Doña Flora no podía ver ni pintada a doña Francisca, ni esta a aquella, como comprenderá quien considere el exaltado militarismo de la una y el pacífico apocamiento de la otra. Por esto, hablando con su primo en el día de nuestra llegada, le decía la vieja:
—Si tú hubieras hecho caso siempre de tu mujer, todavía serías guardiamarina. ¡Qué carácter! Si yo fuera hombre y casado con mujer semejante, reventaría como una bomba. Has hecho bien en no seguir su consejo y en venir a la escuadra. Todavía eres joven, Alonsito; todavía puedes alcanzar el grado de brigadier, que tendrías ya de seguro si Paca no te hubiese echado una calza como a los pollos para que no salgan del corral.
Después, como mi amo, impulsado por su gran curiosidad, le preguntase noticias, ella le dijo:
—Lo principal es que todos los marinos de aquí están muy descontentos del almirante francés, que ha probado su ineptitud en el viaje a la Martinica y en el combate de Finisterre. Tal es su apocamiento y el miedo que tiene a los ingleses, que al entrar aquí la escuadra combinada en agosto último no se atrevió a apresar el crucero inglés mandado por Collingwood, y que sólo constaba de tres navíos. Toda nuestra oficialidad está muy a mal, por verse obligada a servir a las órdenes de semejante hombre. Fue Gravina a Madrid a decírselo a Godoy, previendo grandes desastres si no se ponía al frente de la escuadra un hombre más apto; pero el Ministro le contestó cualquier cosa, porque no se atreve a resolver nada; y como Bonaparte está en Alemania, metido con los austríacos, mientras él no decida... Dicen que este también está muy descontento de Villeneuve y que ha determinado destituirle; pero entretanto... ¡Ah! Si Napoleón confiara el mando de la escuadra a algún español: a ti, por ejemplo, Alonsito, dándote tres o cuatro grados de mogollón, que a fe bien merecidos los tienes...
—¡Oh, yo no soy para eso! —dijo mi amo con su habitual modestia.

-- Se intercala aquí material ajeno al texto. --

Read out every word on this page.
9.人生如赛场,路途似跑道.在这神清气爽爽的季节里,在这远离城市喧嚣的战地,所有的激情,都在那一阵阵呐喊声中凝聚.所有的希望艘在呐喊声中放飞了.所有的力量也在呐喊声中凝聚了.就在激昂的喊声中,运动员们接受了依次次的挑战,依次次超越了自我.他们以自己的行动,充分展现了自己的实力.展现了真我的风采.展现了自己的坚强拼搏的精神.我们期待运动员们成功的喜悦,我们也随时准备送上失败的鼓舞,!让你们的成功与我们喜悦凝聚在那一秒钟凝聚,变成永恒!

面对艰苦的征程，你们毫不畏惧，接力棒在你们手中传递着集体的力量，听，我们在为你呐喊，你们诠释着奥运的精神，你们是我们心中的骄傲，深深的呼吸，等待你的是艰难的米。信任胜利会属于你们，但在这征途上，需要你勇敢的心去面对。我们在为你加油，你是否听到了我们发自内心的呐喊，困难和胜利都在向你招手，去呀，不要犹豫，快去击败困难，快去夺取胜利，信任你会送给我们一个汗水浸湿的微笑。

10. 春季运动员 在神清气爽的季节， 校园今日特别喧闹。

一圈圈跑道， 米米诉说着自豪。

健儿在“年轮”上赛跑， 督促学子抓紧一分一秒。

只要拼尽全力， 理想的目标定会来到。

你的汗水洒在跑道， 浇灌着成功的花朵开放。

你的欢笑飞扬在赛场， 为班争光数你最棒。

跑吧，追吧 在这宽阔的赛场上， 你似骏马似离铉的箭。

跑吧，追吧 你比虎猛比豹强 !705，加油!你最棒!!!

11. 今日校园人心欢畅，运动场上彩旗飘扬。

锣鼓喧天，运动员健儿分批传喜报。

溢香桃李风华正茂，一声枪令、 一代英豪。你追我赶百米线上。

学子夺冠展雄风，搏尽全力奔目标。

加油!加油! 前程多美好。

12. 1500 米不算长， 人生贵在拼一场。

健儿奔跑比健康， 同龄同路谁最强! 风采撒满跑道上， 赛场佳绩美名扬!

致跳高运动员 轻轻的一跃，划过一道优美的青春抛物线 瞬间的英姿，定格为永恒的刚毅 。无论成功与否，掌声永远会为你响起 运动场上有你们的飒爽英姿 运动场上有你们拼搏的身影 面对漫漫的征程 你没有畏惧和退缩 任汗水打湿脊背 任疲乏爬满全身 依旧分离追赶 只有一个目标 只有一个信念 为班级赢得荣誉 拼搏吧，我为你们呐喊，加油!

—O a Gravina, o a Churruca, que dicen que es tan buen marino. Si no, me temo que esto va a acabar mal. Aquí no pueden ver a los franceses. Figúrate que cuando llegaron los barcos de Villeneuve carecían de víveres y municiones, y en el arsenal no se las quisieron dar. Acudieron en queja a Madrid; y como Godoy no hace más que lo que quiere el embajador francés, monsieur de Bernonville, dio orden para que se entregara a nuestros aliados cuanto necesitasen. Mas ni por esas. El intendente de marina y el comandante de artillería dicen que no darán nada mientras Villeneuve no lo pague en moneda contante y sonante. Eso es: me parece que está muy bien parlado. ¡Pues no falta más sino que esos señores, con sus manos lavadas, se fueran a llevar lo poco que tenemos! ¡Bonitos están los tiempos! Ahora cuesta todo un ojo de la cara; la fiebre amarilla, por un lado, y los malos tiempos, por otro, han puesto a Andalucía en tal estado, que toda ella no vale una aljofifa; y luego añada usted a esto los desastres de la guerra. Verdad es que el honor nacional es lo primero, y es preciso seguir adelante para vengar los agravios recibidos. No me quiero acordar de lo del cabo de Finisterre, donde, por la cobardía de nuestros aliados perdimos el Firme y el Rafael, dos navíos como dos soles; ni de la voladura del Real Carlos, que fue una traición tal, que ni entre moros berberiscos pasaría igual; ni del robo de las cuatro fragatas, ni del combate del cabo de...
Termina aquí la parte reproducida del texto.